Une semaine dans la vie d'un éleveur laitier : 5h du matin, 7 jours sur 7
Traite à l'aube et au crépuscule, soins, alimentation, paperasse : plongée dans le quotidien d'un éleveur laitier français, un métier passion sans weekend.
Il est 4h50. Le réveil n’a pas sonné — Julien, éleveur laitier en Mayenne avec 85 vaches Holstein, est déjà debout. Dans deux heures, le camion citerne passera chercher le lait. D’ici là, il faut traire, alimenter, nettoyer, observer chaque animal. Cette routine, il la vit 7 jours sur 7, 365 jours par an, depuis 12 ans qu’il a repris la ferme familiale.
La traite : le cœur de la journée
Une vache laitière doit être traite deux fois par jour, matin et soir, à environ 12 heures d’intervalle — sinon la production chute et les mammites (infections de la mamelle) se développent. Sur l’exploitation de Julien, la traite du matin dure environ 1h45 avec une salle de traite à 8 postes. La traite du soir reprend à 17h.
Pendant la traite, l’éleveur ne fait pas que brancher des griffes. Il observe : la couleur du lait au premier jet (signe de mammite ?), l’état général de chaque vache, son comportement. Une vache qui refuse de rentrer dans la salle peut signaler une boiterie ou une douleur. Rien n’échappe à un bon éleveur.
De plus en plus d’exploitations s’équipent de robots de traite : les vaches se traient seules, quand elles le souhaitent, 2 à 4 fois par jour. Le robot collecte des données en temps réel (production, conductivité du lait, nombre de cellules) et alerte l’éleveur sur son smartphone si une anomalie est détectée. Un confort pour l’humain — et souvent pour les animaux aussi.
L’alimentation : une ration calculée au gramme
Nourrir 85 vaches laitières ne s’improvise pas. La ration alimentaire est calculée par un conseiller de la chambre d’agriculture ou de la coopérative, en fonction de la production attendue, du stade de lactation et des fourrages disponibles.
Une vache laitière à haut rendement consomme chaque jour :
- 50 à 60 kg d’ensilage de maïs ou d’herbe
- 5 à 8 kg de concentrés (tourteau de soja, céréales aplaties)
- 100 à 150 litres d’eau
L’alimentation représente 60 à 70 % du coût de production du lait. C’est pourquoi les éleveurs cherchent à produire un maximum de fourrages sur leur propre ferme, pour réduire les achats extérieurs.
La semaine type : pas de weekend au sens propre
Voici ce que ressemble une semaine standard pour Julien :
Chaque jour : traite 5h-7h, soins et observation, alimentation, traite 17h-19h.

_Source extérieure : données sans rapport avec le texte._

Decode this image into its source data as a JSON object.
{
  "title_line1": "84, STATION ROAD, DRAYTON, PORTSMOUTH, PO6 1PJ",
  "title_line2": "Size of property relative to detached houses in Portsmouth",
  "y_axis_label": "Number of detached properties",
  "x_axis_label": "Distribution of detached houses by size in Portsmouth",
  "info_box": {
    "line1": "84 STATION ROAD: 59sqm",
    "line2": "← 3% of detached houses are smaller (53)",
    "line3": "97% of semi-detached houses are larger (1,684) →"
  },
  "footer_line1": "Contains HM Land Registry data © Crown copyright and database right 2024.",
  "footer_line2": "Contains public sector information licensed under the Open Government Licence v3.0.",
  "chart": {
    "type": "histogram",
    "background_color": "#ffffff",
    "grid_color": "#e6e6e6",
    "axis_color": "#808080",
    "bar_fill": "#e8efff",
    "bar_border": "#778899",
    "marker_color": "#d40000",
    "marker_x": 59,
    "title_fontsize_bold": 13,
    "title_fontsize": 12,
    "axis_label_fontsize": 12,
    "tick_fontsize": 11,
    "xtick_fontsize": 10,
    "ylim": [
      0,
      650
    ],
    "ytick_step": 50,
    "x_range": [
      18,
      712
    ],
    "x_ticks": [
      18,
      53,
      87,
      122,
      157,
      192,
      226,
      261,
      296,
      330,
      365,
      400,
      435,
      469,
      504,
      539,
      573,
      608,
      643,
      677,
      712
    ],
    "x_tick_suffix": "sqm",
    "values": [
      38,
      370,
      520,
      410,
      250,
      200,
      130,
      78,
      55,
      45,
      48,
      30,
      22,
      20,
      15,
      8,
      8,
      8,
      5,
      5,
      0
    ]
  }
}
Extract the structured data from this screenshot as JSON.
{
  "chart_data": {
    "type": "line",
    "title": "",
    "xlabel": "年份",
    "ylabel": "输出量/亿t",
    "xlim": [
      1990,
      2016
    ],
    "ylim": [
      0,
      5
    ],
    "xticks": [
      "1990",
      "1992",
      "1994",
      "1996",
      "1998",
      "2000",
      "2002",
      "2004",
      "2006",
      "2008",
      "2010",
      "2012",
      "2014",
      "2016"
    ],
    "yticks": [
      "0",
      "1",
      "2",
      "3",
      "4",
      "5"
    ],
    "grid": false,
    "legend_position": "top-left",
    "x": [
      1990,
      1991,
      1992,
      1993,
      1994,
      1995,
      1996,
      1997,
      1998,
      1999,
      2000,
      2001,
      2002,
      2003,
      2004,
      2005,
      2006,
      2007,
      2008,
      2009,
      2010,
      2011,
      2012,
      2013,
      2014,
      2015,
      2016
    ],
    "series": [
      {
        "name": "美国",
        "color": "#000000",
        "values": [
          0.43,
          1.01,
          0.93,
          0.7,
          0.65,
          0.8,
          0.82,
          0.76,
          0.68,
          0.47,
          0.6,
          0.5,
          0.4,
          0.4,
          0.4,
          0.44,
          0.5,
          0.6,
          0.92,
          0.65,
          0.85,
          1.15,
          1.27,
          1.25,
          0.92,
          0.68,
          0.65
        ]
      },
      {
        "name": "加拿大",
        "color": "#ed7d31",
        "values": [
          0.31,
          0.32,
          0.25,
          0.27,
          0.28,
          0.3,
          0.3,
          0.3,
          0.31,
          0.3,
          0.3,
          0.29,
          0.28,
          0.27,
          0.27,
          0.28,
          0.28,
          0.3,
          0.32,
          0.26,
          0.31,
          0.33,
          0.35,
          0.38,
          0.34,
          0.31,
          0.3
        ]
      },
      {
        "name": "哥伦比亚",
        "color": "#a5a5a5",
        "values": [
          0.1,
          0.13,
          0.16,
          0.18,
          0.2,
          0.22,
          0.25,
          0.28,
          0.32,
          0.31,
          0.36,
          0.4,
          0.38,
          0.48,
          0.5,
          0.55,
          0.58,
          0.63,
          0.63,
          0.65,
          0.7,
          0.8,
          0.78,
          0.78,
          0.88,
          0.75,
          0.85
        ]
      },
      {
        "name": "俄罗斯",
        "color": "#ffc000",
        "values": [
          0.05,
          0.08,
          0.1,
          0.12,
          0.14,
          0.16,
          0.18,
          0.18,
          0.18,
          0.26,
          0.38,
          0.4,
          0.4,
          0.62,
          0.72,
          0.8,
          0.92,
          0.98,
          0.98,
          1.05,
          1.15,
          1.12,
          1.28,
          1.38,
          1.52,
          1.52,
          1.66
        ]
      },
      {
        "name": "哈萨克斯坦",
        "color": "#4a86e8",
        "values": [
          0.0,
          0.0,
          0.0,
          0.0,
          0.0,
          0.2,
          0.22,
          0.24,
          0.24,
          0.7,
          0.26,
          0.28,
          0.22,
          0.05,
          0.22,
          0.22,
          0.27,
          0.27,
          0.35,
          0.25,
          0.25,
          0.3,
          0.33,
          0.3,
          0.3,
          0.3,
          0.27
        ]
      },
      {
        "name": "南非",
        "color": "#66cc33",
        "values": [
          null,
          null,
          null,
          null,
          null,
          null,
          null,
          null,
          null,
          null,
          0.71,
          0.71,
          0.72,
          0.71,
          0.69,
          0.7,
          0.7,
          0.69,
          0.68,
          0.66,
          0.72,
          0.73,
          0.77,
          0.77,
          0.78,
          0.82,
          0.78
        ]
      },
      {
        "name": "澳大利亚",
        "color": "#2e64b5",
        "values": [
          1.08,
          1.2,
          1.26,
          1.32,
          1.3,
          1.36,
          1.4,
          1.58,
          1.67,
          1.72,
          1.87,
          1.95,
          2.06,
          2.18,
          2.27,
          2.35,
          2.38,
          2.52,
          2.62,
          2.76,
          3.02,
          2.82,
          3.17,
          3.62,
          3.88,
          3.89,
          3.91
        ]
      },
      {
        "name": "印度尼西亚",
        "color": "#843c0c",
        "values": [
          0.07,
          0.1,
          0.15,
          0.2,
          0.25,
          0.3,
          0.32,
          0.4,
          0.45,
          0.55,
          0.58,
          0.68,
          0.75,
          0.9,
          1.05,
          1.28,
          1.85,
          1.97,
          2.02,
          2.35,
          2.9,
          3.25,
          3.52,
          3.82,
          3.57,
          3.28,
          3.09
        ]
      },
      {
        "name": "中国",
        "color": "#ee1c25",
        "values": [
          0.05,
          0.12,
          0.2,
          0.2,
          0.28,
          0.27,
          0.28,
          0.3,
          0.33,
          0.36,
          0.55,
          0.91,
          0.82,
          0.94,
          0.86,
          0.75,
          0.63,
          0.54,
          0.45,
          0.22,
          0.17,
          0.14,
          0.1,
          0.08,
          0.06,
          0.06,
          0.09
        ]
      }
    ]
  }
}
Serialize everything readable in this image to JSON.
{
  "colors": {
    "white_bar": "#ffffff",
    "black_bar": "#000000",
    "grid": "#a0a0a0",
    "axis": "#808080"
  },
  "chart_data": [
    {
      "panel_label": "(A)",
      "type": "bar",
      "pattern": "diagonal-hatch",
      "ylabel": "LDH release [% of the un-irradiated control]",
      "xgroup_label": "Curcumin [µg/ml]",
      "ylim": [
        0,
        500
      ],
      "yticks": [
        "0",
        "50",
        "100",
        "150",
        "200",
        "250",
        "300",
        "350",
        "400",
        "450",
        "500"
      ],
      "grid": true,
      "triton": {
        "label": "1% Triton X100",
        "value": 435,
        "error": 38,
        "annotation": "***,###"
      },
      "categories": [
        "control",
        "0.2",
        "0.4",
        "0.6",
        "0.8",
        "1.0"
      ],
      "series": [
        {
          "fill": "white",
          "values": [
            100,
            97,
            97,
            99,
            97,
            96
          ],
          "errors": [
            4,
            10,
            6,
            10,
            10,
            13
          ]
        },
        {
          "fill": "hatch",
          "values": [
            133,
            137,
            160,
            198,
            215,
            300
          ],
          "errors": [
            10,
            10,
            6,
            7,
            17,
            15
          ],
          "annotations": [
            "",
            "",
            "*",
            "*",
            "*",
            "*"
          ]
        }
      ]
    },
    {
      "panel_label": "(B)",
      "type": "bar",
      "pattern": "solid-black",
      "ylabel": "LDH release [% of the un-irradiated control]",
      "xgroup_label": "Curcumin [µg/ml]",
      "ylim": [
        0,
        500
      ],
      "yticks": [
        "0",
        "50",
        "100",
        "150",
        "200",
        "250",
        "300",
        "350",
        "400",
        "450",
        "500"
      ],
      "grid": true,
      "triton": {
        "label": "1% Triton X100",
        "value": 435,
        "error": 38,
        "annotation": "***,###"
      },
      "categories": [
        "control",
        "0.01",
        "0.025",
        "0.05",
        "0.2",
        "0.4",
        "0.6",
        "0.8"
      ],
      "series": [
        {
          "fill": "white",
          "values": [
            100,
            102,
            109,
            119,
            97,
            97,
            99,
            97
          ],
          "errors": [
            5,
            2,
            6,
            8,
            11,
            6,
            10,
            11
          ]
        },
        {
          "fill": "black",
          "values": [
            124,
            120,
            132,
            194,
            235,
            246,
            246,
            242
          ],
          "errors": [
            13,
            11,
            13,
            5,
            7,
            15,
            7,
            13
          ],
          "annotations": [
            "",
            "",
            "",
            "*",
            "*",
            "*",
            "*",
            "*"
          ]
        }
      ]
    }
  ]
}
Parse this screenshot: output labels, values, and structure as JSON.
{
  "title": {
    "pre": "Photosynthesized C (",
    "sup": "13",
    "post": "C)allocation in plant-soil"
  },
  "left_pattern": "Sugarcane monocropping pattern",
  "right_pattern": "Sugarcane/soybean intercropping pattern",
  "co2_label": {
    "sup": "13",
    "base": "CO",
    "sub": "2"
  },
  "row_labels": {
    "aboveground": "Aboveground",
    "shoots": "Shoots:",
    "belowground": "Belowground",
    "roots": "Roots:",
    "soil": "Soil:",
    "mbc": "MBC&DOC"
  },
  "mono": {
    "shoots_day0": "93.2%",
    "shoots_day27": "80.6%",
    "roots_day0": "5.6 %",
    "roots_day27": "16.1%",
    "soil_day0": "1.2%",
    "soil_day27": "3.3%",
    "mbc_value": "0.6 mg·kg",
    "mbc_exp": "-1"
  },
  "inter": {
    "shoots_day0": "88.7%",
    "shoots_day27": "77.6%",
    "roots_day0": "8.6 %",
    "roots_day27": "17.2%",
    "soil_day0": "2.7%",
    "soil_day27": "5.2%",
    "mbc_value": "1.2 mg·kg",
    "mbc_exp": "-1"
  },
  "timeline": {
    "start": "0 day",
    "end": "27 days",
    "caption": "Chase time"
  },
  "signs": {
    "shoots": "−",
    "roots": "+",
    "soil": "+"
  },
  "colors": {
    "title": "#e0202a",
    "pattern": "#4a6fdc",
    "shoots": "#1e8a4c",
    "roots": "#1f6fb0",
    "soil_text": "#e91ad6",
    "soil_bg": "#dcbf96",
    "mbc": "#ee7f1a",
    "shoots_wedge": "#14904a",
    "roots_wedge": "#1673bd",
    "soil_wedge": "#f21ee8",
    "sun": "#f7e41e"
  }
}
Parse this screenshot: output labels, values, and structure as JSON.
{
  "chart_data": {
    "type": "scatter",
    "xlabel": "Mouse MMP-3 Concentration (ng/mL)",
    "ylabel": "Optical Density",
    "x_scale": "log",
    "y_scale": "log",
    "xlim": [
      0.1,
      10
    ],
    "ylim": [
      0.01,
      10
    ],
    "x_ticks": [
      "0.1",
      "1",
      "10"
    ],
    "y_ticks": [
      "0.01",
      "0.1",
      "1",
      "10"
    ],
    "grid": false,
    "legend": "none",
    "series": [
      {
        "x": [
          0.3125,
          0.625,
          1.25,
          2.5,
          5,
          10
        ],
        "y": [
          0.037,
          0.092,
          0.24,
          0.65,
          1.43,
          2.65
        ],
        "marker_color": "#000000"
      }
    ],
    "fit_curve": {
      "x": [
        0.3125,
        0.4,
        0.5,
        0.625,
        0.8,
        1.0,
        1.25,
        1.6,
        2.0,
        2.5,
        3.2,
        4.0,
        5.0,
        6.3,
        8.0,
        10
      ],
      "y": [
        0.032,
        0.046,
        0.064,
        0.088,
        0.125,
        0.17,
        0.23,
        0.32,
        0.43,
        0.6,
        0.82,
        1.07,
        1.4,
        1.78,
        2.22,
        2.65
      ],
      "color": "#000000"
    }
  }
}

Lundi : vérification du robot de raclage, nettoyage de la fosse à lisier.
Mardi : visite du vétérinaire (suivi de reproduction, vaccins).
Mercredi : livraison des concentrés, mise à jour du registre d’élevage.
Jeudi : intervention sur une vache qui a vêlé la nuit — surveillance du veau, colostrum.
Vendredi : comptabilité, dossiers PAC, appel à la coopérative.
Samedi : travaux des champs si la météo le permet.
Dimanche : traites comme d’habitude. Peut-être 2 heures de libre l’après-midi.
Les congés ? “Je pars une semaine par an en vacances, avec mon associé du GAEC qui gère tout. Mais l’esprit reste ici”, confie Julien.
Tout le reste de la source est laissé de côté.